Lucky Bastard (Dir: Everett Lewis / 2009)

Set in sunny Hollywood, Lucky Bastard finds Rusty (Dale Dynkoski) a handsome conservative architect who lives in a stable world ruled by his perfectionist tendencies. Even though he has a equally successful sweet boyfriend his reluctance regarding commitment to intimacy and a loving relationship keeps him detached. When at a convenience store he crosses paths with Denny (Patrick Tatten) a sexy bit of rough trade. Uncharacteristically carried away by the excitement of the moment and Denny’s strong come-on which literally steamed with adoration and attention, Rusty finds himself impulsively swept under the spell of this handsome hustler/drug addict. Denny very soon reveals his user/loser personality, plying Rusty for a space to crash and for money to support his pervasive habit. Fueled by the flames of lust and compassion Rusty finds himself caught in an undercurrent threatening to jeopardize his own well-being. Slowly but eventually, he realizes that this exciting emotional roller coaster has an extremely obvious downside. Denny’s demands, mood swings, and self-centered ways push Rusty to the limit and force him to examine what, alternatively, the potential of a stable healthy love relationship might offer.
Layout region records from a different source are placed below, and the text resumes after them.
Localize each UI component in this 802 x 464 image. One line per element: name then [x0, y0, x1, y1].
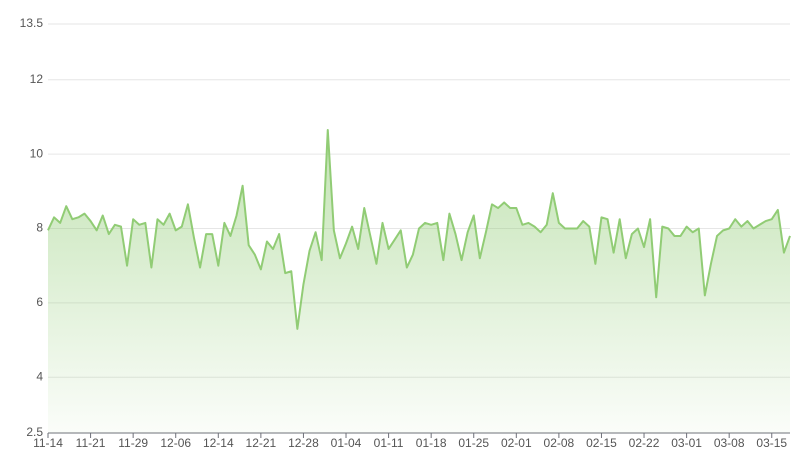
y-tick-label: 12: [30, 72, 44, 86]
x-tick-label: 12-21: [246, 436, 277, 450]
series-line: [47, 128, 791, 330]
x-tick-label: 01-18: [416, 436, 447, 450]
x-tick-label: 01-25: [458, 436, 489, 450]
x-tick-label: 03-01: [671, 436, 702, 450]
y-tick-label: 10: [30, 146, 44, 160]
area-fill: [48, 129, 790, 433]
y-tick-label: 13.5: [20, 16, 44, 30]
x-tick-label: 02-08: [544, 436, 575, 450]
x-tick-label: 02-15: [586, 436, 617, 450]
x-tick-label: 02-01: [501, 436, 532, 450]
y-tick-label: 8: [36, 221, 43, 235]
y-tick-label: 4: [36, 369, 43, 383]
x-tick-label: 11-14: [33, 436, 63, 450]
y-tick-label: 2.5: [26, 425, 43, 439]
x-tick-label: 12-14: [203, 436, 234, 450]
x-tick-label: 12-28: [288, 436, 319, 450]
x-tick-label: 03-08: [714, 436, 745, 450]
x-tick-label: 01-04: [331, 436, 362, 450]
x-tick-label: 01-11: [374, 436, 404, 450]
y-tick-label: 6: [36, 295, 43, 309]
x-tick-label: 12-06: [160, 436, 191, 450]
x-tick-label: 02-22: [629, 436, 660, 450]
x-tick-label: 03-15: [756, 436, 787, 450]
x-tick-label: 11-29: [118, 436, 148, 450]
x-tick-label: 11-21: [76, 436, 106, 450]
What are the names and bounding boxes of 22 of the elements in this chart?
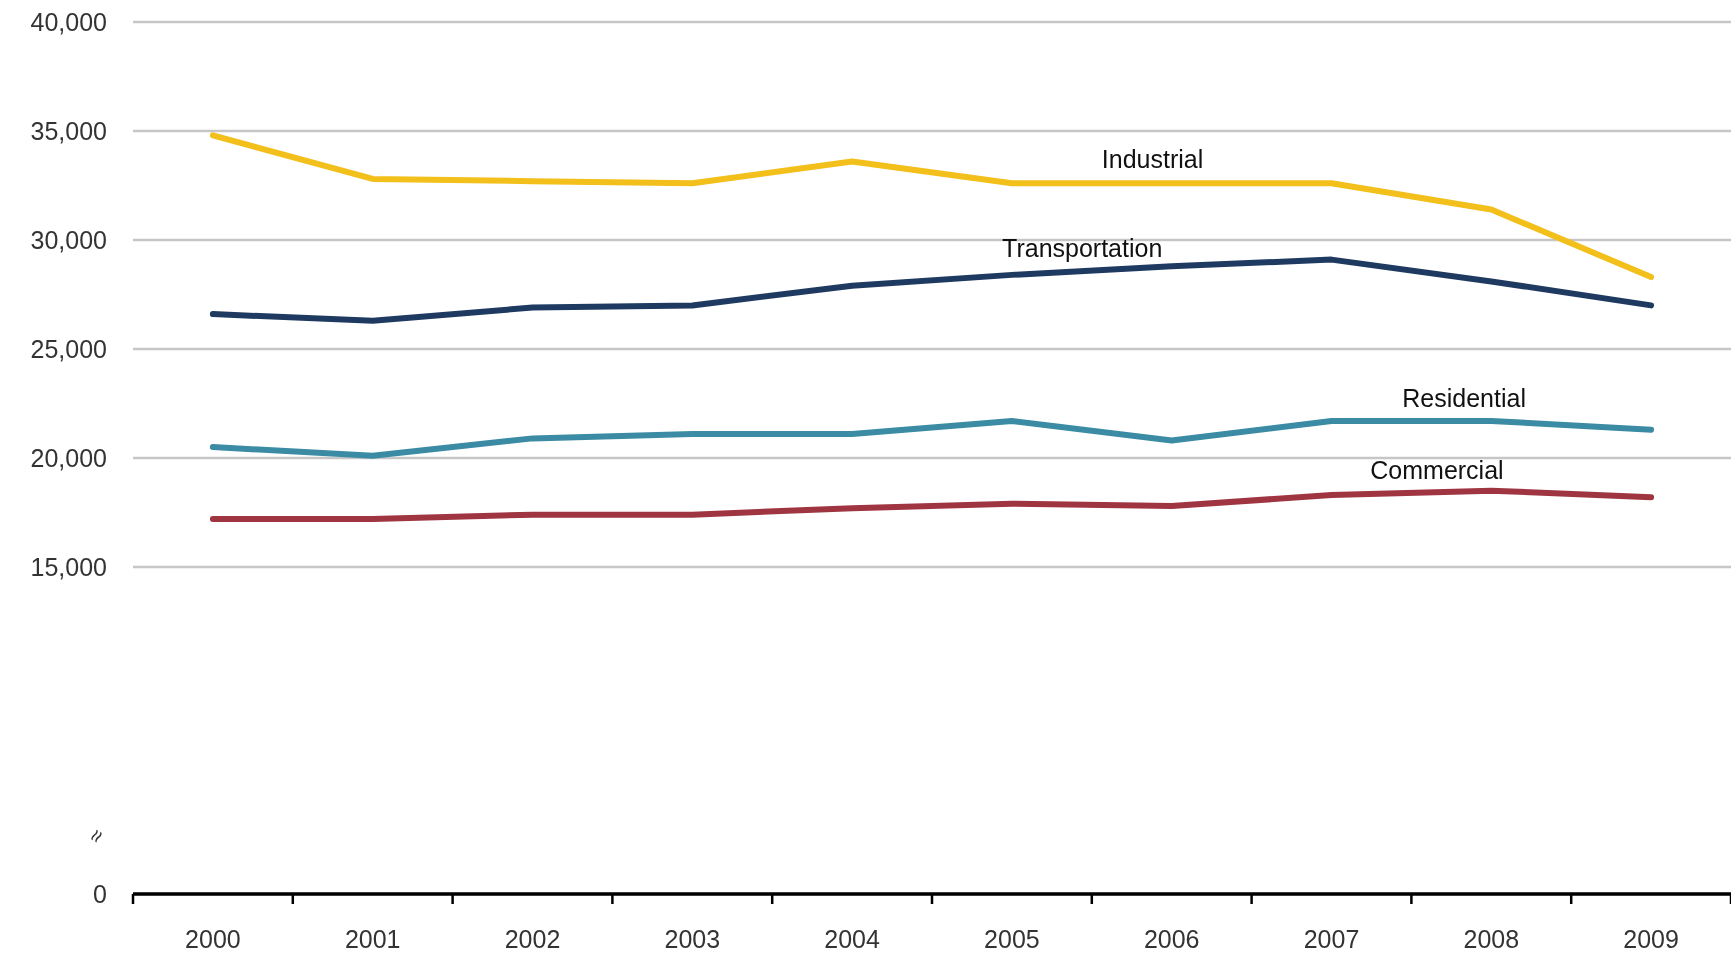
x-tick-label: 2008: [1463, 925, 1520, 953]
x-tick-label: 2005: [984, 925, 1040, 953]
text: ≈: [82, 824, 111, 848]
x-tick-label: 2007: [1303, 925, 1360, 953]
y-tick-label: 25,000: [30, 334, 107, 363]
x-tick-label: 2001: [344, 925, 401, 953]
y-tick-label: 35,000: [30, 116, 107, 145]
y-tick-label: 30,000: [30, 225, 107, 254]
y-tick-label: 15,000: [30, 552, 107, 581]
y-tick-label: 0: [93, 879, 107, 908]
x-tick-label: 2006: [1143, 925, 1200, 953]
x-tick-label: 2003: [664, 925, 721, 953]
series-label: Commercial: [1370, 456, 1504, 485]
series-label: Industrial: [1101, 145, 1204, 174]
y-tick-label: 40,000: [30, 7, 107, 36]
x-tick-label: 2004: [824, 925, 880, 953]
x-tick-label: 2000: [185, 925, 241, 953]
series-label: Residential: [1402, 383, 1526, 412]
x-tick-label: 2002: [504, 925, 561, 953]
y-tick-label: 20,000: [30, 443, 107, 472]
x-tick-label: 2009: [1623, 925, 1679, 953]
series-label: Transportation: [1002, 234, 1163, 263]
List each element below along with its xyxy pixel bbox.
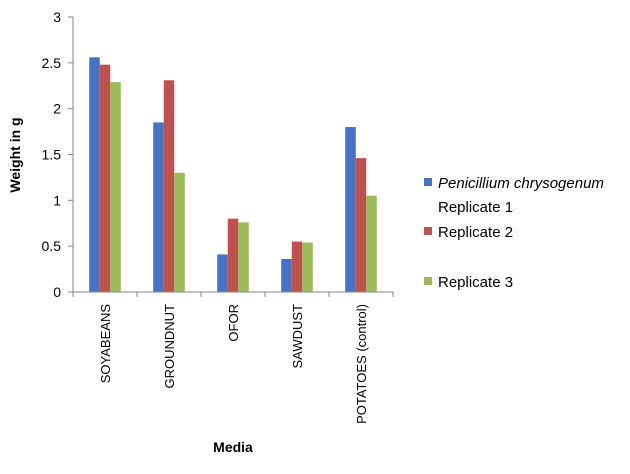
y-tick-label: 3 xyxy=(53,9,61,25)
y-tick-label: 1.5 xyxy=(42,147,62,163)
x-category-label: POTATOES (control) xyxy=(354,304,369,424)
y-axis-title: Weight in g xyxy=(7,117,23,192)
bar-sawdust-replicate-3 xyxy=(302,242,313,292)
legend-swatch-replicate-3 xyxy=(424,277,432,285)
legend: Penicillium chrysogenum Replicate 1 Repl… xyxy=(424,175,608,291)
bar-potatoes-control-replicate-2 xyxy=(355,158,367,292)
x-category-label: SAWDUST xyxy=(290,304,305,369)
legend-label-replicate-1-name: Replicate 1 xyxy=(438,199,513,216)
bar-soyabeans-replicate-2 xyxy=(99,64,111,292)
x-category-label: GROUNDNUT xyxy=(162,304,177,389)
bar-sawdust-replicate-2 xyxy=(291,241,303,292)
legend-label-replicate-2: Replicate 2 xyxy=(438,224,513,241)
bar-groundnut-replicate-1 xyxy=(153,122,164,292)
bar-groundnut-replicate-2 xyxy=(163,80,175,292)
y-tick-label: 2 xyxy=(53,101,61,117)
bar-soyabeans-replicate-1 xyxy=(89,57,100,292)
bar-soyabeans-replicate-3 xyxy=(110,82,121,292)
legend-swatch-replicate-1 xyxy=(424,178,432,186)
bar-ofor-replicate-3 xyxy=(238,222,249,292)
bar-potatoes-control-replicate-1 xyxy=(345,127,356,292)
bar-groundnut-replicate-3 xyxy=(174,172,185,292)
x-category-label: OFOR xyxy=(226,304,241,342)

Redwoods (Dir: David Lewis / 2009)

This is beautiful short about love, romance and personal acknowledgment. Everett (Brendan Bradley) is in a long term relationship where he and his partner Miles are raising an autistic boy, Billy, together. The relationship in the opening scenes seems to have reached a low point where Everett’s loving nature appears to be taken for granted. Soon after Miles and Billy leave on a extended trip together, a handsome writer, Chase ( Matthew Montgomery ) passes through town and happens to ask Everett for directions. We watch as a sweet and sensitive attraction rapidly develops between these young men as they repeatedly cross paths. This is a film that in its genuine and sincere depiction of two sensitive and intelligent men finding an exquisite connection on many levels really tugs on the viewer’s heartstrings. Shot in the Russian River area of Guerneville, California the film features sweeping cinematography and the awe-inspiring beauty of the Redwood forest. Along with an attractive cast of experienced actors and a great musical score this movie for many viewers is sure to evoke its share of tears.